A suicide vehicle bombing Wednesday ripped a Mali military camp shared by government forces and other armed groups cooperating on a peace deal, killing dozens of people, the United Nations’ mission in the West African nation said.

France, the former colonial power in the area, believes more than 50 people were killed in the morning attack on the camp in the city of Gao, said Francois Delattre, France’s ambassador to the United Nations.

No claim of responsibility was immediately made. The camp hosts the Malian military and two armed groups — one involving former rebels, the other comprising pro-government militia — that signed a peace deal with the government after a 2012 uprising in the north.

The forces are expected to take part in mixed patrols as part of the deal.

“I believe this attack is clearly an unacceptable attempt against the ongoing efforts in Mali to stabilize the country and a direct effort to undermine the peace agreement,” Delattre said.

Mali has struggled with instability and Islamist extremists for years.

An uprising by rebels from the Tuareg ethnic minority began in the country’s sparsely populated north in January 2012, followed by a military coup two months later. During the chaos that followed, Islamist extremists who had helped the Tuareg against Malian forces took over a large portion of northern Mali for themselves.

At Mali’s request, France sent thousands of troops after the coup to help push out the militants.
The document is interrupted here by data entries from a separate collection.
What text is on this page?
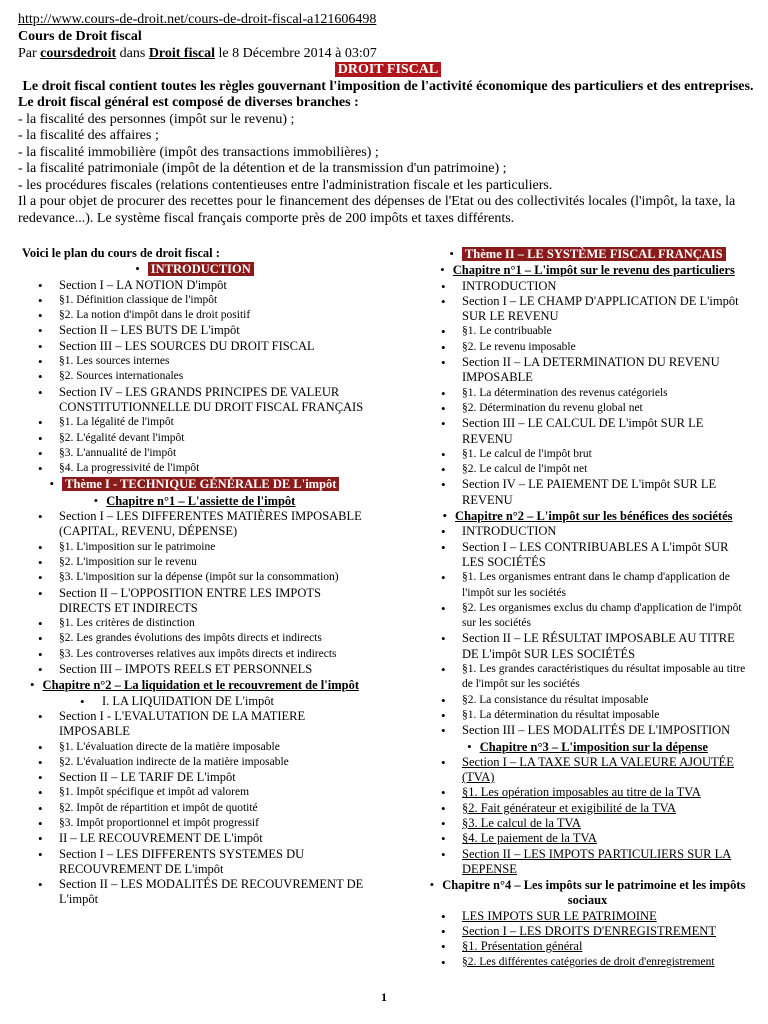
http://www.cours-de-droit.net/cours-de-droit-fiscal-a121606498
Cours de Droit fiscal
Par coursdedroit dans Droit fiscal le 8 Décembre 2014 à 03:07
DROIT FISCAL
Le droit fiscal contient toutes les règles gouvernant l'imposition de l'activité économique des particuliers et des entreprises.
Le droit fiscal général est composé de diverses branches :
- la fiscalité des personnes (impôt sur le revenu) ;
- la fiscalité des affaires ;
- la fiscalité immobilière (impôt des transactions immobilières) ;
- la fiscalité patrimoniale (impôt de la détention et de la transmission d'un patrimoine) ;
- les procédures fiscales (relations contentieuses entre l'administration fiscale et les particuliers.
Il a pour objet de procurer des recettes pour le financement des dépenses de l'Etat ou des collectivités locales (l'impôt, la taxe, la redevance...). Le système fiscal français comporte près de 200 impôts et taxes différents.
Voici le plan du cours de droit fiscal :
• INTRODUCTION
• Section I – LA NOTION D'impôt
• §1. Définition classique de l'impôt
• §2. La notion d'impôt dans le droit positif
• Section II – LES BUTS DE L'impôt
• Section III – LES SOURCES DU DROIT FISCAL
• §1. Les sources internes
• §2. Sources internationales
• Section IV – LES GRANDS PRINCIPES DE VALEUR CONSTITUTIONNELLE DU DROIT FISCAL FRANÇAIS
• §1. La légalité de l'impôt
• §2. L'égalité devant l'impôt
• §3. L'annualité de l'impôt
• §4. La progressivité de l'impôt
• Thème I - TECHNIQUE GÉNÉRALE DE L'impôt
• Chapitre n°1 – L'assiette de l'impôt
• Section I – LES DIFFERENTES MATIÈRES IMPOSABLE (CAPITAL, REVENU, DÉPENSE)
• §1. L'imposition sur le patrimoine
• §2. L'imposition sur le revenu
• §3. L'imposition sur la dépense (impôt sur la consommation)
• Section II – L'OPPOSITION ENTRE LES IMPOTS DIRECTS ET INDIRECTS
• §1. Les critères de distinction
• §2. Les grandes évolutions des impôts directs et indirects
• §3. Les controverses relatives aux impôts directs et indirects
• Section III – IMPOTS REELS ET PERSONNELS
• Chapitre n°2 – La liquidation et le recouvrement de l'impôt
• I. LA LIQUIDATION DE L'impôt
• Section I - L'EVALUTATION DE LA MATIERE IMPOSABLE
• §1. L'évaluation directe de la matière imposable
• §2. L'évaluation indirecte de la matière imposable
• Section II – LE TARIF DE L'impôt
• §1. Impôt spécifique et impôt ad valorem
• §2. Impôt de répartition et impôt de quotité
• §3. Impôt proportionnel et impôt progressif
• II – LE RECOUVREMENT DE L'impôt
• Section I – LES DIFFERENTS SYSTEMES DU RECOUVREMENT DE L'impôt
• Section II – LES MODALITÉS DE RECOUVREMENT DE L'impôt
• Thème II – LE SYSTÈME FISCAL FRANÇAIS
• Chapitre n°1 – L'impôt sur le revenu des particuliers
• INTRODUCTION
• Section I – LE CHAMP D'APPLICATION DE L'impôt SUR LE REVENU
• §1. Le contribuable
• §2. Le revenu imposable
• Section II – LA DETERMINATION DU REVENU IMPOSABLE
• §1. La détermination des revenus catégoriels
• §2. Détermination du revenu global net
• Section III – LE CALCUL DE L'impôt SUR LE REVENU
• §1. Le calcul de l'impôt brut
• §2. Le calcul de l'impôt net
• Section IV – LE PAIEMENT DE L'impôt SUR LE REVENU
• Chapitre n°2 – L'impôt sur les bénéfices des sociétés
• INTRODUCTION
• Section I – LES CONTRIBUABLES A L'impôt SUR LES SOCIÉTÉS
• §1. Les organismes entrant dans le champ d'application de l'impôt sur les sociétés
• §2. Les organismes exclus du champ d'application de l'impôt sur les sociétés
• Section II – LE RÉSULTAT IMPOSABLE AU TITRE DE L'impôt SUR LES SOCIÉTÉS
• §1. Les grandes caractéristiques du résultat imposable au titre de l'impôt sur les sociétés
• §2. La consistance du résultat imposable
• §1. La détermination du résultat imposable
• Section III – LES MODALITÉS DE L'IMPOSITION
• Chapitre n°3 – L'imposition sur la dépense
• Section I – LA TAXE SUR LA VALEURE AJOUTÉE (TVA)
• §1. Les opération imposables au titre de la TVA
• §2. Fait générateur et exigibilité de la TVA
• §3. Le calcul de la TVA
• §4. Le paiement de la TVA
• Section II – LES IMPOTS PARTICULIERS SUR LA DEPENSE
• Chapitre n°4 – Les impôts sur le patrimoine et les impôts sociaux
• LES IMPOTS SUR LE PATRIMOINE
• Section I – LES DROITS D'ENREGISTREMENT
• §1. Présentation général
• §2. Les différentes catégories de droit d'enregistrement
1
The United Nations also established a peacekeeping mission to secure the government enough to continue a peace process.

French troops helped push the militants out of urban areas, but the militants persisted in the nation’s desert regions.

An Algerian-brokered peace deal, which allowed for greater autonomy in the country’s north, was signed in June 2015 by the so-called Coordination of Movements of Azawad, representing the Tuareg-led rebels.